Just earlier today, Lior Pachter gave a great talk at the symposium “Computation-Intensive Probabilistic and Statistical Methods for Large-Scale Population Genomics” at UC Berkeley. The topic of the talk is using gene expression from GEUVADIS RNA-seq data on five populations of 1000 Genomes project to find the geographic signature.
Using principal component analysis from genotype data to decipher population substructure or signatures of geography has been studied well. One of the early papers that used PCA to infer geography was by Menozzi P, Piazza A, and Cavalli-Sforza L, published in 1978 on “Synthetic maps of human gene frequencies in Europeans“. They had 39 loci information across Europe and near east and showed how PCA analysis reflects geography.

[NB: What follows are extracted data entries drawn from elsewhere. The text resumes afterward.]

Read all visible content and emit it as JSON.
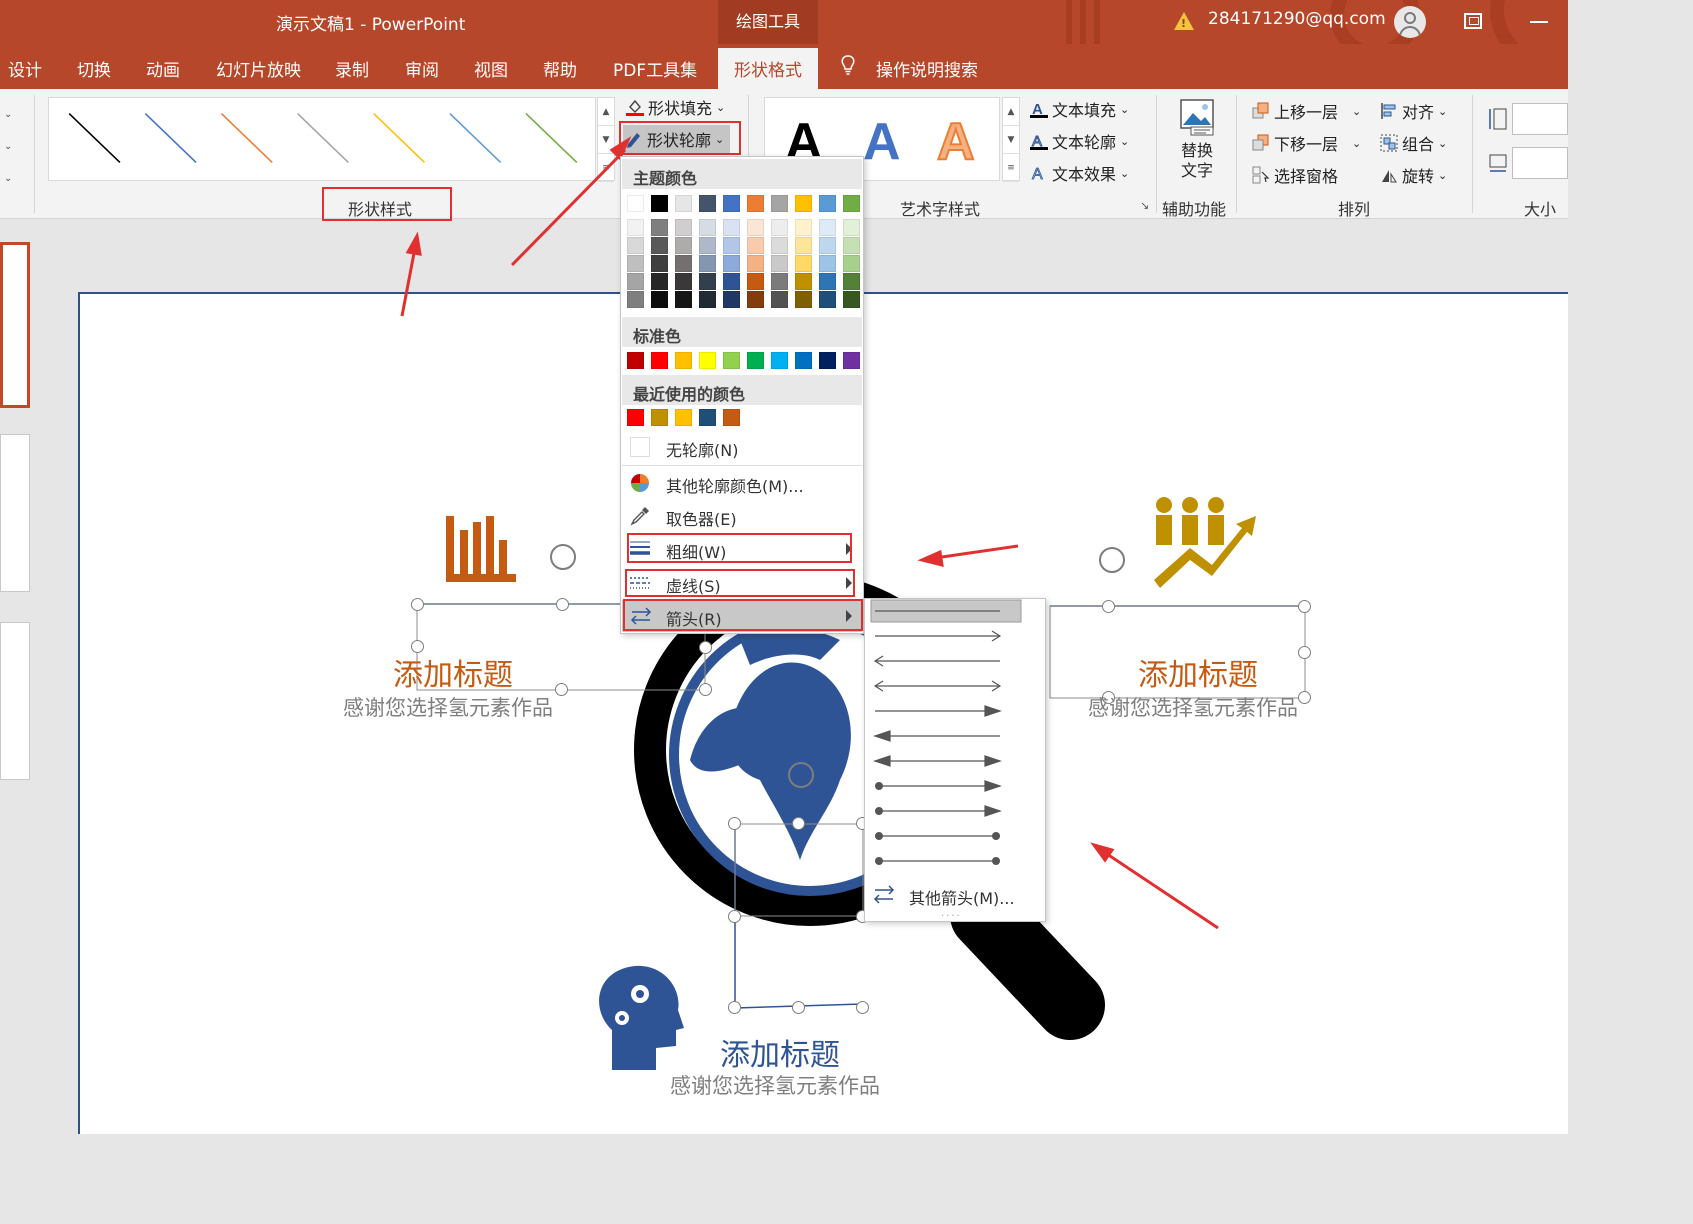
{
  "titlebar": {
    "title": "演示文稿1  -  PowerPoint",
    "context_tool": "绘图工具",
    "account": "284171290@qq.com"
  },
  "tabs": [
    {
      "label": "设计"
    },
    {
      "label": "切换"
    },
    {
      "label": "动画"
    },
    {
      "label": "幻灯片放映"
    },
    {
      "label": "录制"
    },
    {
      "label": "审阅"
    },
    {
      "label": "视图"
    },
    {
      "label": "帮助"
    },
    {
      "label": "PDF工具集"
    },
    {
      "label": "形状格式"
    }
  ],
  "search_tab": "操作说明搜索",
  "ribbon": {
    "shape_fill": "形状填充",
    "shape_outline": "形状轮廓",
    "shape_styles_label": "形状样式",
    "text_fill": "文本填充",
    "text_outline": "文本轮廓",
    "text_effect": "文本效果",
    "wordart_label": "艺术字样式",
    "alt_text_line1": "替换",
    "alt_text_line2": "文字",
    "accessibility_label": "辅助功能",
    "bring_forward": "上移一层",
    "send_backward": "下移一层",
    "selection_pane": "选择窗格",
    "align": "对齐",
    "group": "组合",
    "rotate": "旋转",
    "arrange_label": "排列",
    "size_label": "大小",
    "line_styles": [
      "#000000",
      "#4472c4",
      "#ed7d31",
      "#a5a5a5",
      "#ffc000",
      "#5b9bd5",
      "#70ad47"
    ]
  },
  "dropdown": {
    "theme_colors_header": "主题颜色",
    "theme_top": [
      "#ffffff",
      "#000000",
      "#e7e6e6",
      "#44546a",
      "#4472c4",
      "#ed7d31",
      "#a5a5a5",
      "#ffc000",
      "#5b9bd5",
      "#70ad47"
    ],
    "theme_shades": [
      [
        "#f2f2f2",
        "#7f7f7f",
        "#d0cece",
        "#d6dce4",
        "#d9e2f3",
        "#fbe5d5",
        "#ededed",
        "#fff2cc",
        "#deebf6",
        "#e2efd9"
      ],
      [
        "#d9d9d9",
        "#595959",
        "#aeabab",
        "#adb9ca",
        "#b4c6e7",
        "#f7cbac",
        "#dbdbdb",
        "#fee599",
        "#bdd7ee",
        "#c5e0b3"
      ],
      [
        "#bfbfbf",
        "#3f3f3f",
        "#757070",
        "#8496b0",
        "#8eaadb",
        "#f4b183",
        "#c9c9c9",
        "#ffd965",
        "#9dc3e6",
        "#a8d08d"
      ],
      [
        "#a5a5a5",
        "#262626",
        "#3a3838",
        "#323f4f",
        "#2f5496",
        "#c55a11",
        "#7b7b7b",
        "#bf9000",
        "#2e75b5",
        "#538135"
      ],
      [
        "#7f7f7f",
        "#0c0c0c",
        "#171616",
        "#222a35",
        "#1f3864",
        "#833c0b",
        "#525252",
        "#7f6000",
        "#1e4e79",
        "#375623"
      ]
    ],
    "standard_header": "标准色",
    "standard_colors": [
      "#c00000",
      "#ff0000",
      "#ffc000",
      "#ffff00",
      "#92d050",
      "#00b050",
      "#00b0f0",
      "#0070c0",
      "#002060",
      "#7030a0"
    ],
    "recent_header": "最近使用的颜色",
    "recent_colors": [
      "#ff0000",
      "#bf9000",
      "#ffc000",
      "#1f4e79",
      "#c55a11"
    ],
    "no_outline": "无轮廓(N)",
    "more_colors": "其他轮廓颜色(M)...",
    "eyedropper": "取色器(E)",
    "weight": "粗细(W)",
    "dashes": "虚线(S)",
    "arrows": "箭头(R)"
  },
  "submenu": {
    "more_arrows": "其他箭头(M)..."
  },
  "slide": {
    "title_left": "添加标题",
    "sub_left": "感谢您选择氢元素作品",
    "title_right": "添加标题",
    "sub_right": "感谢您选择氢元素作品",
    "title_bottom": "添加标题",
    "sub_bottom": "感谢您选择氢元素作品",
    "colors": {
      "orange": "#c55a11",
      "blue": "#2f5496",
      "gold": "#bf9000",
      "black": "#000000"
    }
  }
}
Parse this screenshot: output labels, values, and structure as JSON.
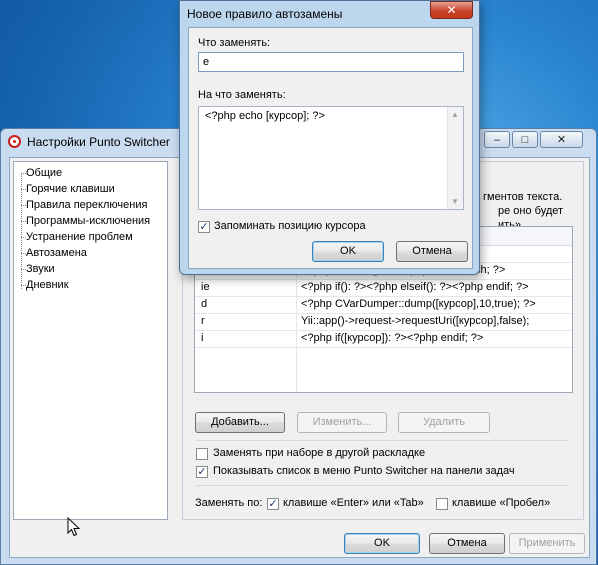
{
  "main_window": {
    "title": "Настройки Punto Switcher",
    "caption_buttons": {
      "minimize": "–",
      "maximize": "□",
      "close": "✕"
    }
  },
  "tree": {
    "items": [
      "Общие",
      "Горячие клавиши",
      "Правила переключения",
      "Программы-исключения",
      "Устранение проблем",
      "Автозамена",
      "Звуки",
      "Дневник"
    ],
    "selected": "Автозамена"
  },
  "panel": {
    "desc_lines": [
      "гментов текста.",
      "ре оно будет",
      "ить»."
    ],
    "table": {
      "rows": [
        {
          "key": "f",
          "value": "<?php foreach(): ?><?php endforeach; ?>"
        },
        {
          "key": "ie",
          "value": "<?php if(): ?><?php elseif(): ?><?php endif; ?>"
        },
        {
          "key": "d",
          "value": "<?php CVarDumper::dump([курсор],10,true); ?>"
        },
        {
          "key": "r",
          "value": "Yii::app()->request->requestUri([курсор],false);"
        },
        {
          "key": "i",
          "value": "<?php if([курсор]): ?><?php endif; ?>"
        }
      ]
    },
    "buttons": {
      "add": "Добавить...",
      "edit": "Изменить...",
      "delete": "Удалить"
    },
    "checkboxes": {
      "replace_other_layout": {
        "label": "Заменять при наборе в другой раскладке",
        "checked": false
      },
      "show_list_menu": {
        "label": "Показывать список в меню Punto Switcher на панели задач",
        "checked": true
      }
    },
    "replace_on": {
      "label": "Заменять по:",
      "enter_tab": {
        "label": "клавише «Enter» или «Tab»",
        "checked": true
      },
      "space": {
        "label": "клавише «Пробел»",
        "checked": false
      }
    }
  },
  "footer": {
    "ok": "OK",
    "cancel": "Отмена",
    "apply": "Применить"
  },
  "dialog": {
    "title": "Новое правило автозамены",
    "close": "✕",
    "find_label": "Что заменять:",
    "find_value": "e",
    "replace_label": "На что заменять:",
    "replace_value": "<?php echo [курсор]; ?>",
    "remember_cursor": {
      "label": "Запоминать позицию курсора",
      "checked": true
    },
    "ok": "OK",
    "cancel": "Отмена"
  }
}
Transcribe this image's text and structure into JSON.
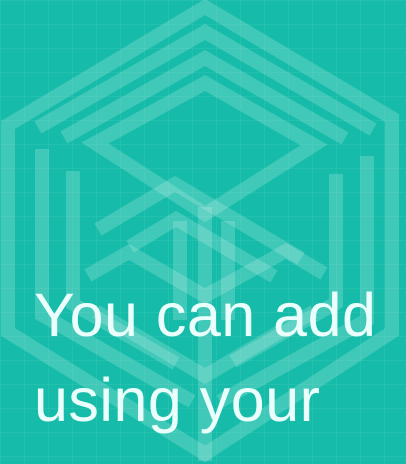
{
  "slide": {
    "background_color": "#16bca9",
    "logo_icon": "cube-logo-icon",
    "text_lines": [
      "You can add",
      "using  your"
    ]
  }
}
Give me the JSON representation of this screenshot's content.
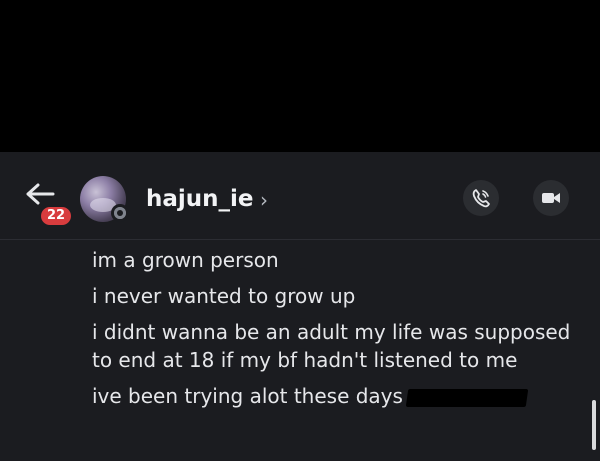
{
  "header": {
    "unread_count": "22",
    "username": "hajun_ie",
    "chevron": "›",
    "icons": {
      "back": "arrow-left-icon",
      "call": "phone-icon",
      "video": "video-camera-icon"
    }
  },
  "messages": [
    {
      "text": "im a grown person"
    },
    {
      "text": "i never wanted to grow up"
    },
    {
      "text": "i didnt wanna be an adult my life was supposed to end at 18 if my bf hadn't listened to me"
    },
    {
      "text": "ive been trying alot these days"
    }
  ],
  "colors": {
    "background": "#1b1c20",
    "badge": "#d83c3e",
    "text": "#e6e7ea"
  }
}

More recently in 2006, Price et. al. that used principal components from genotype data to infer population structure and showed how it can help remove false associations in a GWAS setting. Later on two papers from Novembre. J showed how genotype reflects continuos population structure across europe.
- Interpreting principal component analyses of spatial population genetic variation by John Novembre & Matthew Stephens
- Genes mirror geography within Europe, John Novembre et. al.
Does Gene Expression Reflect Geography?
In the talk, Lior Pachter asks Okay. Genotypes reflect geography. What about Gene expression? Does it also reflect geography? We have enough gene expression data to address the question. Gene expression data by microarray from multiple HapMap populations and the latest RNA-seq data from GEUVADIS project with five european populations from 1000 Genomes project.
Lior Pachter shows that using PCA analysis of gene expression data from GEUVADIS RNA-Seq data is noisy does not reveal the geography easily although the data has the signal and presents on methods to address this problem. Watch the 40 min video at the end of the post made available by Simons Institute to learn more on this really interesting talk.
One immediate thought was that may be when using all gene expression data, it is difficult to see the geography as gene expression data contain variations from environmental factors as well. However, the geographic signal might be more enriched if we only do PCA analysis on genes Cis associations as the Cis associations are influenced by the variations in the physical neighborhood of gene.